Temperature dependence of growth-sector-dependent Raman spectra of boron-doped diamonds synthesized at high-pressure high-temperature

Abstract

Single crystals of boron-doped diamond (BDD) were synthesized by the temperature gradient method in high-pressure and high-temperature conditions in the Fe–Al–B–C system, and multisectoral diamond plates were extracted. Temperature-dependent (77–600 K) high-resolution Raman spectroscopic studies have been carried out to investigate the behavior of anharmonic phonon decay in the {001}, {113}, and {111} growth sectors of multisectoral diamond plates with different content of boron impurities (⩽80 ppm) and compare with the data for undoped IIa diamond. Micro-Fourier transform infrared spectroscopy was used to estimate the spatial distribution of uncompensated boron impurity [Na-Nd] in BDD plates by analyzing boron-related absorption peaks.
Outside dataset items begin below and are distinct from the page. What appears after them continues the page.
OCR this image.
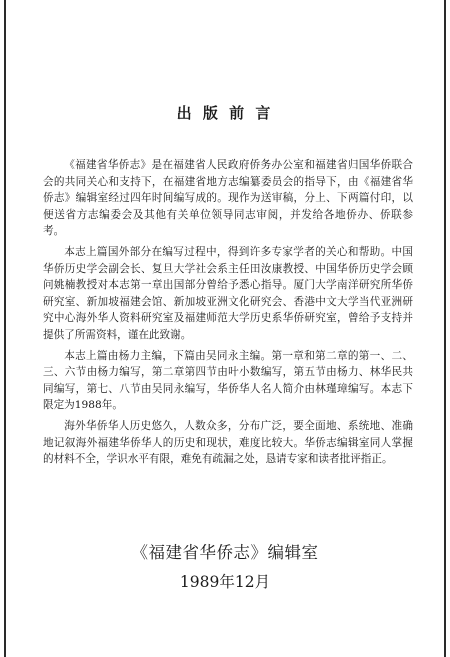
出 版 前 言

《福建省华侨志》是在福建省人民政府侨务办公室和福建省归国华侨联合会的共同关心和支持下，在福建省地方志编纂委员会的指导下，由《福建省华侨志》编辑室经过四年时间编写成的。现作为送审稿，分上、下两篇付印，以便送省方志编委会及其他有关单位领导同志审阅，并发给各地侨办、侨联参考。

本志上篇国外部分在编写过程中，得到许多专家学者的关心和帮助。中国华侨历史学会副会长、复旦大学社会系主任田汝康教授、中国华侨历史学会顾问姚楠教授对本志第一章出国部分曾给予悉心指导。厦门大学南洋研究所华侨研究室、新加坡福建会馆、新加坡亚洲文化研究会、香港中文大学当代亚洲研究中心海外华人资料研究室及福建师范大学历史系华侨研究室，曾给予支持并提供了所需资料，谨在此致谢。

本志上篇由杨力主编，下篇由吴同永主编。第一章和第二章的第一、二、三、六节由杨力编写，第二章第四节由叶小数编写，第五节由杨力、林华民共同编写，第七、八节由吴同永编写，华侨华人名人简介由林瑾璋编写。本志下限定为1988年。

海外华侨华人历史悠久，人数众多，分布广泛，要全面地、系统地、准确地记叙海外福建华侨华人的历史和现状，难度比较大。华侨志编辑室同人掌握的材料不全，学识水平有限，难免有疏漏之处，恳请专家和读者批评指正。

《福建省华侨志》编辑室
1989年12月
The plates were shown to have non-uniform growth-sector-dependent content of uncompensated boron impurity in the range from 1.1 × 1018 to 1.4 × 1019 cm−3. The effects of anharmonic decay (damping) of optical phonons in BDD are studied by modeling the temperature dependence of phonon frequency and linewidth of the diamond’s F2g and boron-induced vibrational modes. The extrapolated zero-temperature optical phonon linewidth and frequency and the anharmonic nature of their linear relationship are determined as a function of the growth sector and boron doping. The predominant mechanisms and parameters of the anharmonic decay of optical phonons are determined, which is of fundamental importance for the thermal conductivity of semiconductor materials. The anharmonic phonon decay remained the predominant process at higher temperatures, irrespective of the doping level.